All told, we find no reversible error on the part of the findings of both the RTC
and the CA.

WHEREFORE, the instant Petition is DENIED. The assailed Court of Appeals


Decision in CA-G.R. CR No. 25312, dated July 31, 2003, finding petitioner Arellano
Novicio guilty beyond reasonable doubt of the crime of Frustrated Homicide, is
hereby AFFIRMED. Costs against the petitioner.

SO ORDERED.
ANTONIO EDUARDO B. NACHURA

Associate Justice

WE CONCUR:

CONSUELO YNARES-SANTIAGO

Associate Justice

Chairperson

MA. ALICIA AUSTRIA-MARTINEZ

Associate Justice

MINITA V. CHICO-NAZARIO

Associate Justice

RUBEN T. REYES
Associate Justice

ATT E STAT I O N

I attest that the conclusions in the above Decision were reached in consultation
before the case was assigned to the writer of the opinion of the Court’s Division.

CONSUELO YNARES-SANTIAGO

Associate Justice

Chairperson, Third Division

C E RT I F I CAT I O N

Pursuant to Section 13, Article VIII of the Constitution and the Division
Chairperson's Attestation, I certify that the conclusions in the above Decision had
been reached in consultation before the case was assigned to the writer of the opinion
of the Court’s Division.
REYNATO S. PUNO

Chief Justice

[1] Rollo, pp. 39-54.

[2] Penned by Associate Justice Hakim S. Abdulwahid, with Associate


Justices B.A. Adefuin-de La Cruz and Perlita J. Tria Tirona concurring; id. at 208-
216.

[3] Penned by Judge Armando A. Yanga; id. at 149-157.

[4] Records, pp. 1-2.

[5] RTC Order dated January 7, 1999; id. at 40.

[6] RTC Order dated January 20, 1999; id. at 47.

[7] Exhibits C and D, Records, pp. 32-34.

[8] Exhibit A; id. at 35-37.

[9] Exhibit B; id. at 30-31.

[10] Id. at 26-29.

[11] Id. at 3-4.

[12] Exhibit 6; id. at 11-13.

[13] Exhibit. 4; id. at 14-15.

[14] Id.

[15] Exhibit 1; id. at 18-19.

[16] Exhibit 5; id. at 22-23.

[17] Exhibit 2; id. at 7.

[18] Id. at 4-5.


[19] Exhibit D; id. at 33.

[20] TSN, August 27, 1999, p. 2.

[21] Notice of Appeal dated June 4, 2001; records, p. 136 .

[22] Rollo, pp. 217-224.

[23] Id. at 131.

[24] Supra note 1.

[25] Reply dated February 14, 2005; rollo, pp. 268-275.
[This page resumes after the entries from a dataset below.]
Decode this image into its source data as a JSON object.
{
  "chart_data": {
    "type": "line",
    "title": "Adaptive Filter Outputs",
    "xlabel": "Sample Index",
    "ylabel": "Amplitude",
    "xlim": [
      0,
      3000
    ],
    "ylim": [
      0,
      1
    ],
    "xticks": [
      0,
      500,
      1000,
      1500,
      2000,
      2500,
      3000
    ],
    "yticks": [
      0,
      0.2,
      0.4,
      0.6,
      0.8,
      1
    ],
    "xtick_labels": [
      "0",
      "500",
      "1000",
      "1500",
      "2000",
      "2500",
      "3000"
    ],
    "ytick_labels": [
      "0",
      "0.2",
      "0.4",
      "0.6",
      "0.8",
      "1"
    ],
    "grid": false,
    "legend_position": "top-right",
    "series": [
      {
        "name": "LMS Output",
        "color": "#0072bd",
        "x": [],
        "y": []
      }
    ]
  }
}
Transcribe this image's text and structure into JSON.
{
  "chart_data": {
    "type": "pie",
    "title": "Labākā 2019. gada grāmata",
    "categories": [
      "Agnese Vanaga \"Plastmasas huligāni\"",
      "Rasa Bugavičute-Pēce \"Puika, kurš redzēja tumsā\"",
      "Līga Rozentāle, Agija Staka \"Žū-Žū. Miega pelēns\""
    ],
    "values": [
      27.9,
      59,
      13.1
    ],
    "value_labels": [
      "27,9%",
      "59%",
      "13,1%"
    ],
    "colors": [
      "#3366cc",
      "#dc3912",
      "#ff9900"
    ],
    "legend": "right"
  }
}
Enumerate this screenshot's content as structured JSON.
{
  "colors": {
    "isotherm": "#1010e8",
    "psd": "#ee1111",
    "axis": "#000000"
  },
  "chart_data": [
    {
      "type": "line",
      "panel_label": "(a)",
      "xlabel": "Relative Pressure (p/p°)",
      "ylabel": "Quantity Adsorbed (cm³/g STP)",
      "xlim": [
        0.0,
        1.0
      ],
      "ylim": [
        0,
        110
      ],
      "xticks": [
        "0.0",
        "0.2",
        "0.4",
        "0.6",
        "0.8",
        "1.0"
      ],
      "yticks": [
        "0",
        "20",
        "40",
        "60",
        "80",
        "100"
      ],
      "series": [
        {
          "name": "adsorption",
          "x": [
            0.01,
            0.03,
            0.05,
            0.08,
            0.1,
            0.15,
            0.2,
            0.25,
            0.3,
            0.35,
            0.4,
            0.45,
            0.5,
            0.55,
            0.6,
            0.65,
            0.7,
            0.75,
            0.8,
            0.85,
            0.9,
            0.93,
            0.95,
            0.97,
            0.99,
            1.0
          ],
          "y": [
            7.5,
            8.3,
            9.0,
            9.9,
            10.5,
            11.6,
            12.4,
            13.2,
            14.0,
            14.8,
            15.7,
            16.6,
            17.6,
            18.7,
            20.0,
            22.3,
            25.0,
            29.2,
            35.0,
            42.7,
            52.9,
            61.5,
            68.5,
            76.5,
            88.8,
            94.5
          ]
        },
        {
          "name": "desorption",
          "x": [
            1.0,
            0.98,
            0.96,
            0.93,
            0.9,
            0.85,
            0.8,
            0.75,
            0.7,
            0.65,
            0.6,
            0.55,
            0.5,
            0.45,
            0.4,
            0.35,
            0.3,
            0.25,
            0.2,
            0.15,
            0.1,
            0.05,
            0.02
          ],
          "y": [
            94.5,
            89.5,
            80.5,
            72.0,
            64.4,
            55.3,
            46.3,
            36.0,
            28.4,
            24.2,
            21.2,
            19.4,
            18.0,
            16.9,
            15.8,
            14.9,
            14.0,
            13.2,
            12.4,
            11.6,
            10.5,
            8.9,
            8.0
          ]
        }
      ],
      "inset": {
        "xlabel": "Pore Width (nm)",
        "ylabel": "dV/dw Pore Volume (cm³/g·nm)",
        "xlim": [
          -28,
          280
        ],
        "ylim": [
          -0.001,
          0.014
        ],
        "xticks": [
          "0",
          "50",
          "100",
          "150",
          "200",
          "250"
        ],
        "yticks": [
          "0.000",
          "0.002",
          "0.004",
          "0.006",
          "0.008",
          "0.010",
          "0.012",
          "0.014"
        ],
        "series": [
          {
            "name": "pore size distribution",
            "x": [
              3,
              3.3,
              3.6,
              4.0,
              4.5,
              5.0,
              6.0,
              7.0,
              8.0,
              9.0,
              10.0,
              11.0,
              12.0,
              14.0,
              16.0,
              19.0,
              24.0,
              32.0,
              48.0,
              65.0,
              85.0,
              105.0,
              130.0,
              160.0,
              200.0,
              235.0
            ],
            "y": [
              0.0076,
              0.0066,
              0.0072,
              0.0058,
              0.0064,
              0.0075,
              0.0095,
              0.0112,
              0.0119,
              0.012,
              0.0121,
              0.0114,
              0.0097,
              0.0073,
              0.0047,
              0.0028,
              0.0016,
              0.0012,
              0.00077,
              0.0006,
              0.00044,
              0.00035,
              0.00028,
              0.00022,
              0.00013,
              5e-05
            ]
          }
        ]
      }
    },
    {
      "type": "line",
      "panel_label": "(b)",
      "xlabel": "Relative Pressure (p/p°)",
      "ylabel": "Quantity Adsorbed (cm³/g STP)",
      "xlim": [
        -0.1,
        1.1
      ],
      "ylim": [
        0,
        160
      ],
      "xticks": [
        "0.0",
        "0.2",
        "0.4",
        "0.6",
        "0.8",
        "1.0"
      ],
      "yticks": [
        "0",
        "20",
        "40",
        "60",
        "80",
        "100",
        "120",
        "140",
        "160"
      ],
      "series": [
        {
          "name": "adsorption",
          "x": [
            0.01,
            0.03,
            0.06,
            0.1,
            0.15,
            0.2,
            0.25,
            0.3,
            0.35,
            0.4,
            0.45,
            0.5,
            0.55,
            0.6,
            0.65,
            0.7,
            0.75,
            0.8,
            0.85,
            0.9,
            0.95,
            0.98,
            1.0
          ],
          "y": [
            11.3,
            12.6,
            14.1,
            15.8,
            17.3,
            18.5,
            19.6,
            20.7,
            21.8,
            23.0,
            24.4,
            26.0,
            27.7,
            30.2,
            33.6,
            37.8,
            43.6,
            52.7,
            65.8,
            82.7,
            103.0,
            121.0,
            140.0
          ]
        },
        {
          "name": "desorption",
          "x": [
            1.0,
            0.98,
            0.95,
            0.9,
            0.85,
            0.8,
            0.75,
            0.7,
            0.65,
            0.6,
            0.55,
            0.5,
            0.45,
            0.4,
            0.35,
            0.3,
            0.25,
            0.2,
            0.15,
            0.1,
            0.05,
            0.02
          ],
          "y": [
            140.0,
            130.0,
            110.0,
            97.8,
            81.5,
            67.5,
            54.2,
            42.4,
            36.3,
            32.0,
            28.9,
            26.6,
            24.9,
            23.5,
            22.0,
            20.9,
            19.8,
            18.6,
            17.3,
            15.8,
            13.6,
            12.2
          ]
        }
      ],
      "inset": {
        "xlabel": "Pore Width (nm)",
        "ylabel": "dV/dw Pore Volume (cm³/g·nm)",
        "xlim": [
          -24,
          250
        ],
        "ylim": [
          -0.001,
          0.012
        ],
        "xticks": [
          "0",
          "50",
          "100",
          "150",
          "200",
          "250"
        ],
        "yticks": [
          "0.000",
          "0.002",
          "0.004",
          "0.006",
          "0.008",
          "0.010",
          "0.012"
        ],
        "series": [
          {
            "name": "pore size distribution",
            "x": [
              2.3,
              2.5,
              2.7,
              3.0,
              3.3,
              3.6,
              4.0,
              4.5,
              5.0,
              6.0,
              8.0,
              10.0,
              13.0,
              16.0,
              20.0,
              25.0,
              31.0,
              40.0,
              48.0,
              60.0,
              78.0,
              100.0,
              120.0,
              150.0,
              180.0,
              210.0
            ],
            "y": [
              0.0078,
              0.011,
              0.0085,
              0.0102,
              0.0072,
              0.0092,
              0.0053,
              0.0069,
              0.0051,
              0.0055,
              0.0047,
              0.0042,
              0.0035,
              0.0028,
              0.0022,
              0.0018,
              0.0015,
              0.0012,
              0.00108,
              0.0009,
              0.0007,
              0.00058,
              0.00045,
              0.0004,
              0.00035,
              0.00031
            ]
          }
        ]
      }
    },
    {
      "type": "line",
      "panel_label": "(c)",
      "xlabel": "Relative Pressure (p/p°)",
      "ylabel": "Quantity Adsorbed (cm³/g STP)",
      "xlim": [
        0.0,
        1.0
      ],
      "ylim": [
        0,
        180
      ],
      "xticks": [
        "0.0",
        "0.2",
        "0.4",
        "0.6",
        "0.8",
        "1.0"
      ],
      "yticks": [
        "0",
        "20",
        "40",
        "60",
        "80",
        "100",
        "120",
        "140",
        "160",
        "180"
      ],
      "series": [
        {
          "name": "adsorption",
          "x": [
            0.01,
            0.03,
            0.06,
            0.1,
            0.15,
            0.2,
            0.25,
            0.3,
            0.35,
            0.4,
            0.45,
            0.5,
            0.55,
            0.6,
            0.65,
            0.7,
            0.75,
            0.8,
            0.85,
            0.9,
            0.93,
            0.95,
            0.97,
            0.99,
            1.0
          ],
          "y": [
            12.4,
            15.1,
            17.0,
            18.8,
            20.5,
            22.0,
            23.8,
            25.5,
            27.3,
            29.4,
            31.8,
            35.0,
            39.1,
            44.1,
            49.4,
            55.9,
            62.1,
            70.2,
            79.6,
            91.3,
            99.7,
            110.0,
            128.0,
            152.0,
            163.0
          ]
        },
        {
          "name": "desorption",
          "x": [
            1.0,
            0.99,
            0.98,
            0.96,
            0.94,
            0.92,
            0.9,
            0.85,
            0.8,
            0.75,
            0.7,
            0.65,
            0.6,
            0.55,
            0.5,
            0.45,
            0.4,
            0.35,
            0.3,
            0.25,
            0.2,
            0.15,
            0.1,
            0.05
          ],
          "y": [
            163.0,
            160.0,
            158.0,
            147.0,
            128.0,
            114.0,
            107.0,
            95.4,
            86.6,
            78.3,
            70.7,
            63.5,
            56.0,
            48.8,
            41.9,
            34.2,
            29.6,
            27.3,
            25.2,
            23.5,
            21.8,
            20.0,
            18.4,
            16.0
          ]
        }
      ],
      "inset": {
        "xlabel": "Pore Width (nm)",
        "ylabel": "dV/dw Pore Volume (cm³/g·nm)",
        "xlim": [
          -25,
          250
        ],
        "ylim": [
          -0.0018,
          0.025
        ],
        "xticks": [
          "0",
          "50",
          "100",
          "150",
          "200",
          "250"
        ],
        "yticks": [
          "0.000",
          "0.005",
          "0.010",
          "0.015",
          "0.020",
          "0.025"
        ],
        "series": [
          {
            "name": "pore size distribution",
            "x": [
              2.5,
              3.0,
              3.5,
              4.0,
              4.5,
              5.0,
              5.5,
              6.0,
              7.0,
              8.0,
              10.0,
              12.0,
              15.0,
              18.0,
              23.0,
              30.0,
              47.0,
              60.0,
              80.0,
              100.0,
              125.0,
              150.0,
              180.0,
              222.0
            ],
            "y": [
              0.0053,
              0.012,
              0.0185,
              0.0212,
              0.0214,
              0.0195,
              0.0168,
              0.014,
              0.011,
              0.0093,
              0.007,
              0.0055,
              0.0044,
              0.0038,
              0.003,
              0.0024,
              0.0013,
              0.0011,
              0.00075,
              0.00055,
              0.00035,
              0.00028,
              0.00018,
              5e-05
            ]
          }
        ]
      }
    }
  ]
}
[26] OSG Comment dated January 12, 2005; id. at 244-260.

[27] Andrada v. People, G.R. No. 135222, March 4, 2005, 452 SCRA 685,
694.

[28] Casitas v. People, 466 Phil. 861, 869 (2004).

[29] Ureta v. People, 436 Phil. 148, 159 (2002).

[30] G.R. No. 166326, January 25, 2006, 480 SCRA 188, 196-197. (Emphasis
supplied).

[31] 440 Phil. 827 (2002).

[32] Id. at 839, citing People vs. Salva, 424 Phil. 63, 78-79 (2002) and People
vs. Bangcado, 346 SCRA 189, 206-207 (2000).